While with their resources they could "adopt" thousands of foriegn children by funding orphanages and schools, but instead they choose to self indulgently pick one to essentially "win the lottery" and get all the wealth and advantage. This is nothing new. Celebrities are a modern version of royalty, and it has been common throught history for these sort of people to both contribute philanthropically, and expect to get special credit for doing so. Many great works of art were commissioned by noble patrons, for instance - and while they are now enjoyable by all, they wouldn't have been made except for the vanity of a Duke.
I'm not sure who said that first - I think it was about Network as a critique of television news - but it applies here.

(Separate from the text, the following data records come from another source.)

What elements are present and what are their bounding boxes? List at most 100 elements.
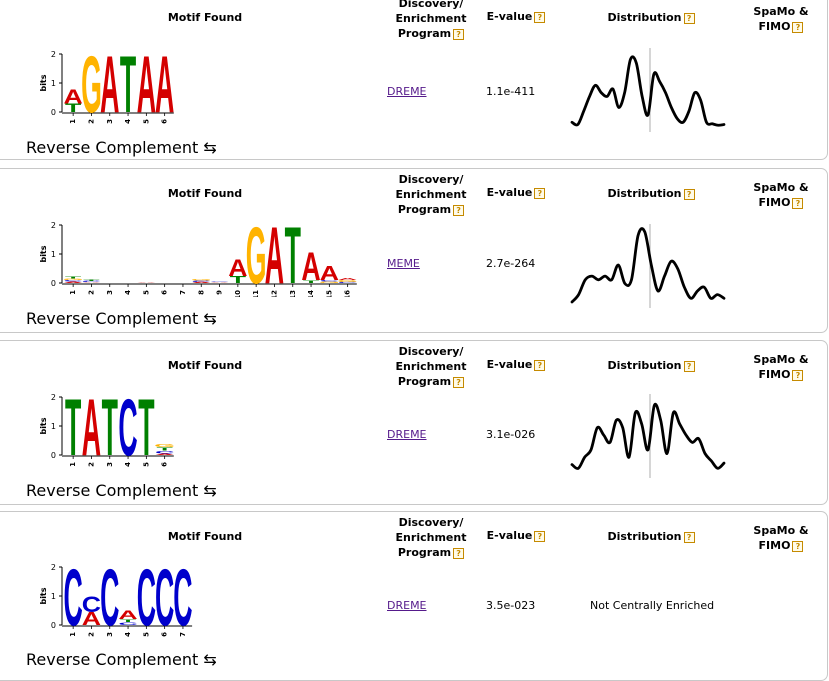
logo-letter: T	[83, 280, 100, 282]
discovery-program-link[interactable]: DREME	[387, 85, 427, 98]
discovery-program-link[interactable]: DREME	[387, 428, 427, 441]
logo-letter: A	[155, 453, 175, 455]
header-discovery-line3: Program	[397, 546, 452, 559]
logo-letter: A	[228, 255, 247, 282]
logo-y-tick-label: 0	[51, 279, 56, 288]
logo-letter: T	[65, 102, 82, 115]
help-icon[interactable]: ?	[683, 13, 695, 24]
header-motif-found: Motif Found	[160, 529, 250, 544]
header-discovery-line3: Program	[397, 375, 452, 388]
help-icon[interactable]: ?	[683, 532, 695, 543]
help-icon[interactable]: ?	[453, 205, 465, 216]
help-icon[interactable]: ?	[792, 370, 804, 381]
logo-letter: A	[338, 278, 358, 281]
header-discovery-line2: Enrichment	[395, 188, 467, 201]
header-spamo-line2: FIMO	[758, 539, 791, 552]
logo-x-tick-label: 5	[142, 119, 150, 124]
help-icon[interactable]: ?	[792, 198, 804, 209]
logo-x-tick-label: 16	[344, 290, 352, 297]
header-motif-found-label: Motif Found	[167, 11, 243, 24]
header-discovery-line1: Discovery/	[398, 173, 464, 186]
header-evalue-label: E-value	[486, 186, 533, 199]
header-discovery-program: Discovery/Enrichment Program?	[392, 0, 470, 41]
logo-x-tick-label: 9	[216, 290, 224, 295]
help-icon[interactable]: ?	[683, 361, 695, 372]
header-discovery-line3: Program	[397, 27, 452, 40]
header-evalue: E-value?	[484, 185, 548, 200]
reverse-complement-button[interactable]: Reverse Complement ⇆	[26, 138, 217, 157]
logo-y-tick-label: 0	[51, 621, 56, 630]
help-icon[interactable]: ?	[534, 531, 546, 542]
evalue-text: 3.5e-023	[486, 599, 536, 612]
logo-letter: C	[192, 280, 212, 282]
header-distribution: Distribution?	[604, 10, 698, 25]
reverse-complement-button[interactable]: Reverse Complement ⇆	[26, 650, 217, 669]
logo-x-tick-label: 12	[270, 290, 278, 297]
header-spamo-line2: FIMO	[758, 196, 791, 209]
reverse-complement-button[interactable]: Reverse Complement ⇆	[26, 309, 217, 328]
logo-x-tick-label: 5	[142, 290, 150, 295]
logo-x-tick-label: 6	[161, 290, 169, 295]
logo-x-tick-label: 1	[69, 632, 77, 637]
header-motif-found: Motif Found	[160, 10, 250, 25]
header-evalue: E-value?	[484, 357, 548, 372]
discovery-program-link[interactable]: DREME	[387, 599, 427, 612]
reverse-complement-button[interactable]: Reverse Complement ⇆	[26, 481, 217, 500]
header-motif-found-label: Motif Found	[167, 187, 243, 200]
help-icon[interactable]: ?	[792, 541, 804, 552]
help-icon[interactable]: ?	[683, 189, 695, 200]
logo-y-tick-label: 1	[51, 250, 56, 259]
header-discovery-program: Discovery/Enrichment Program?	[392, 172, 470, 217]
help-icon[interactable]: ?	[792, 22, 804, 33]
logo-y-label: bits	[39, 74, 48, 91]
logo-x-tick-label: 4	[124, 290, 132, 295]
header-spamo-line1: SpaMo &	[753, 5, 809, 18]
help-icon[interactable]: ?	[453, 548, 465, 559]
logo-letter: T	[285, 219, 301, 297]
logo-letter: G	[191, 279, 212, 281]
logo-x-tick-label: 8	[197, 290, 205, 295]
logo-letter: G	[154, 443, 175, 448]
evalue-text: 3.1e-026	[486, 428, 536, 441]
logo-letter: G	[337, 280, 358, 283]
help-icon[interactable]: ?	[534, 360, 546, 371]
logo-x-tick-label: 4	[124, 632, 132, 637]
header-evalue-label: E-value	[486, 358, 533, 371]
discovery-program-link[interactable]: MEME	[387, 257, 420, 270]
header-distribution-label: Distribution	[607, 359, 682, 372]
header-discovery-program: Discovery/Enrichment Program?	[392, 515, 470, 560]
logo-y-tick-label: 0	[51, 451, 56, 460]
header-spamo-line1: SpaMo &	[753, 181, 809, 194]
header-distribution: Distribution?	[604, 529, 698, 544]
logo-x-tick-label: 5	[142, 632, 150, 637]
logo-letter: T	[303, 280, 320, 284]
logo-letter: A	[265, 219, 284, 297]
logo-letter: A	[210, 282, 230, 283]
logo-x-tick-label: 3	[106, 290, 114, 295]
logo-letter: A	[118, 609, 137, 622]
logo-x-tick-label: 5	[142, 462, 150, 467]
header-distribution: Distribution?	[604, 186, 698, 201]
logo-letter: A	[192, 282, 212, 284]
motif-panel	[0, 0, 828, 160]
logo-x-tick-label: 6	[161, 632, 169, 637]
header-distribution-label: Distribution	[607, 187, 682, 200]
header-motif-found: Motif Found	[160, 186, 250, 201]
logo-letter: A	[82, 282, 102, 283]
help-icon[interactable]: ?	[453, 29, 465, 40]
logo-y-label: bits	[39, 587, 48, 604]
logo-letter: C	[320, 280, 340, 282]
header-spamo-fimo: SpaMo & FIMO?	[748, 523, 814, 553]
logo-letter: A	[100, 48, 119, 126]
logo-letter: C	[137, 561, 156, 639]
help-icon[interactable]: ?	[534, 188, 546, 199]
logo-letter: C	[155, 561, 174, 639]
logo-letter: T	[102, 391, 118, 469]
logo-x-tick-label: 3	[106, 632, 114, 637]
help-icon[interactable]: ?	[453, 377, 465, 388]
help-icon[interactable]: ?	[534, 12, 546, 23]
distribution-curve	[570, 55, 726, 127]
site-distribution-plot	[570, 224, 726, 308]
logo-y-tick-label: 1	[51, 422, 56, 431]
logo-letter: T	[138, 391, 154, 469]
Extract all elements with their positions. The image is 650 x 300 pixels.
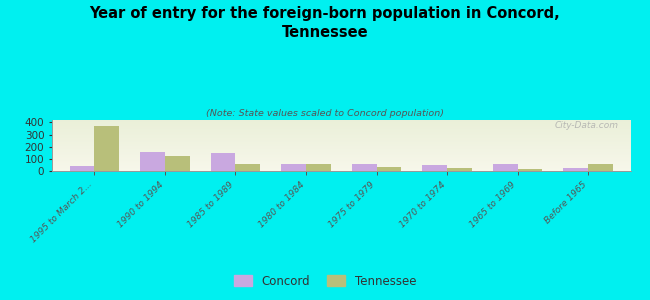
Text: City-Data.com: City-Data.com [555,121,619,130]
Text: Year of entry for the foreign-born population in Concord,
Tennessee: Year of entry for the foreign-born popul… [90,6,560,40]
Bar [235,164,260,171]
Bar [493,164,517,171]
Bar [70,166,94,171]
Bar [517,169,542,171]
Bar [376,167,401,171]
Bar [165,156,190,171]
Bar [564,168,588,171]
Legend: Concord, Tennessee: Concord, Tennessee [230,271,420,291]
Text: (Note: State values scaled to Concord population): (Note: State values scaled to Concord po… [206,110,444,118]
Bar [211,153,235,171]
Bar [447,168,472,171]
Bar [352,164,376,171]
Bar [422,165,447,171]
Bar [306,164,331,171]
Bar [588,164,613,171]
Bar [281,164,306,171]
Bar [94,126,119,171]
Bar [140,152,165,171]
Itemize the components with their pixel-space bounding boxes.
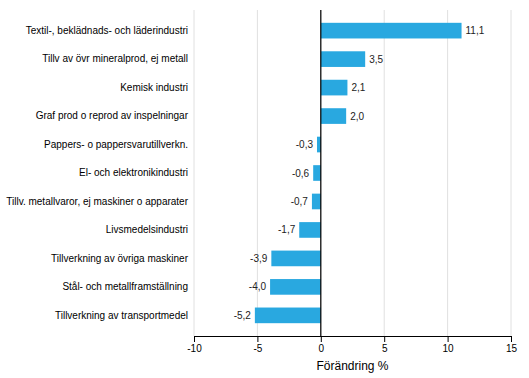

I work for a TV station that runs The Insider. This piece is closer to what that horrid show runs than Samantha Bee would probably believe. And never more so than in the last three weeks. In a real-world reproduction of "Generalissimo Francisco Franco is still dead!", the show is taking a tour of a morgue to show what Anna Nicole Smith's corpse went through when wheeled through that door some lucky paparazzi shot from a rooftop.
The only thing that Bee did not accurately reproduce is the laziness that even flighty productions like this demonstrate. The "co-anchor" who spends time in a makeup chair and saying nothing is fairly close to Pat O'Brien's stupor (for all I can tell, this supreme judge of celebrity life may have fallen off the wagon again). But worse than that, shows like The Insider simply "re-purpose" video from other shows. In this case the "morgue tour" is just snippets from a Discovery Channel documentary on autopsies; they didn't even have enough class to take video from the HBO autopsy shows. And when Steve Irwin died, they culled shots not only from his show, but from Animal Planet shows about manta rays and similar animals (that were just conveniently re-running at the time to pick up some of the Crocodile Hunter heat).
To do this completely right, Ms. Bee should have done a piece completely made up of clips of monster babies from slasher films, maybe even the "mutant spider baby-head doll" from Toy Story.